The decision to allow the use of a PSPO came after a public consultation, which received only 403 responses and found 90% in favour of a rough sleeping ban.  We believe the question asked misled the public into a ‘yes’ answer through its language.  We called for the results of that particular question to be deleted before being put to scrutiny committee members.  We received no reply to this letter and the results were submitted to councillors.  Newport City Council has not addressed the issue of the wording of their consultation.

The question online was as follows:

Q2. There should be no rough sleeping in the city centre - this has sometimes led to fires, criminal damage and abandoned drugs materials, rough sleepers need help and support.

I agree with this proposal


I disagree with this proposal

We believe that the inclusion of the phrase “rough sleepers need help and support” misled the public, as many would agree with this statement, thereby being recorded as agreeing with a rough sleeping ban.  Additionally, linking rough sleepers to arson and criminal damage further misled the public as no evidence was provided in support of this statement.  The consultation also linked rough sleeping with aggressive begging.  We dispute this link, aggressive begging is regularly perpetrated by those who are not homeless and can already be dealt with under existing laws such as the Vagrancy Act 1824.

Among other measures, the PSPO would allow the enforcement of fixed penalty notices and potential prosecution leading to a criminal record for “those individuals who were rough sleeping and who already had accommodation.” We have a number of concerns around this as a method of addressing rough sleeping.  Criminalising rough sleeping will drive vulnerable people underground where The Wallich's Rough Sleeper Intervention Team, providing humanitarian aid, advice and support in accessing healthcare & housing, can't reach them. This will lead to people with mental and physical health problems not seeking treatment due to fear of arrest.

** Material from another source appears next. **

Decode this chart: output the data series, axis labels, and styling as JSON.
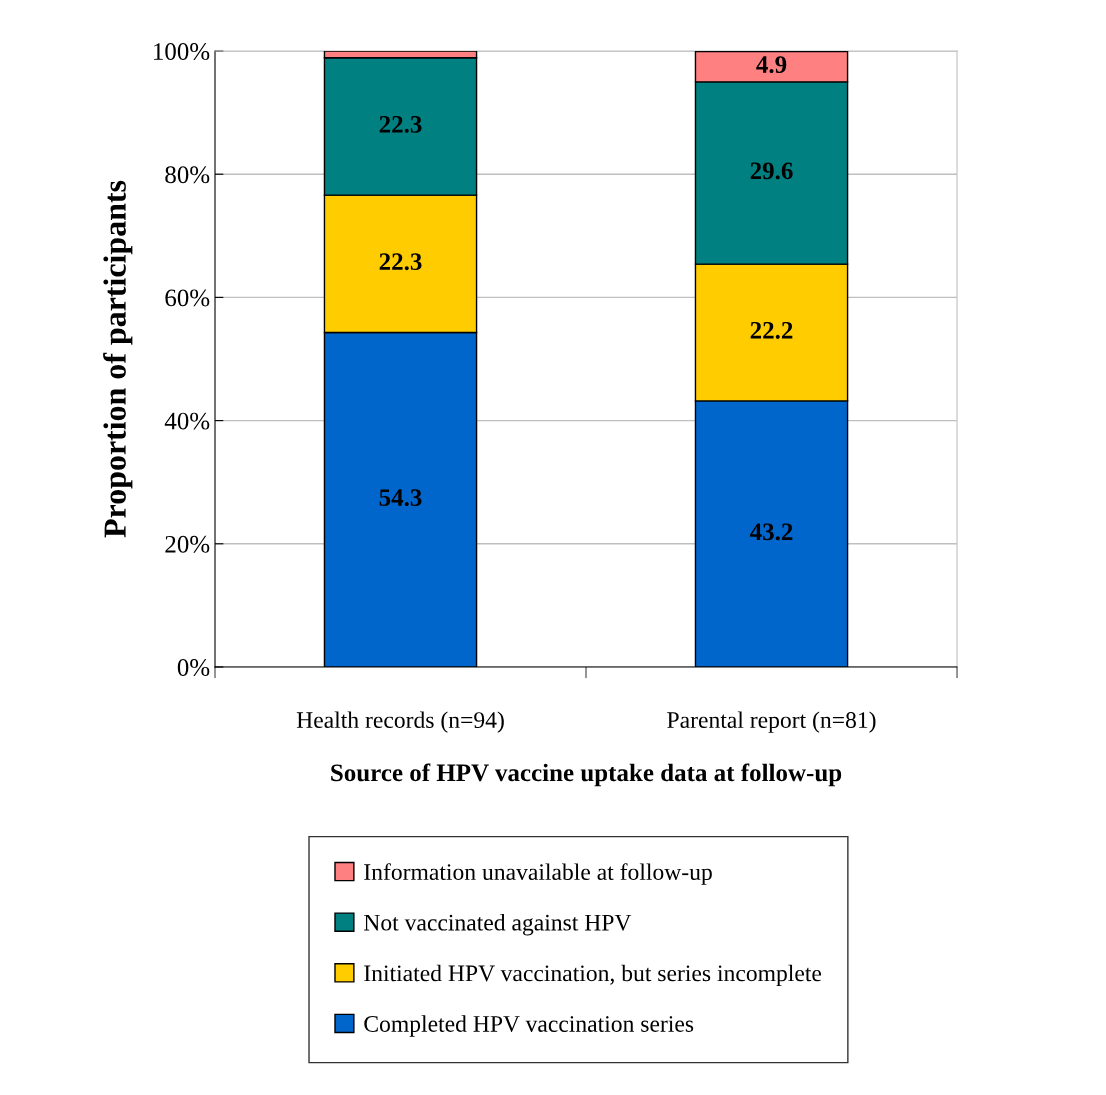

Other rough sleepers will not be deterred by being given a criminal record and will continue to sleep outside.

People choose to sleep in city centres because they are well-lit, and monitored by CCTV, thus providing a sense of safety.

The ban on rough sleeping would be impractical to enforce.  The consultation called for rough sleepers to be given “help and support” rather than sleeping in the city centre.  Newport City Council provides 125 beds for rough sleepers to access through their referral service.  Many of these spaces are reserved for those in priority need such as vulnerable women and those with mental health issues and are unavailable to many single rough sleepers.  We have seen an increase in rough sleepers in South Wales who are not in priority need and are homeless due to financial reasons only. Bed spaces available for these individuals in Newport are few. We believe that this ban would simply criminalise those who are sleeping rough and have no other option.

We questioned the First Minister Carwyn Jones in person on a potential ban on rough sleeping in Newport. His response was “We have to have a system and society that provides support to rough sleepers and helps prevent it.” We believe that the potential ban on rough sleeping in Newport would make it much harder for this to be a reality.

This is a worrying trend with similar measures being considered elsewhere in the UK.

We believe that criminalising people for an activity over which they have no choice, is totally unacceptable, and we demand that Newport City Council reconsiders its position on this measure.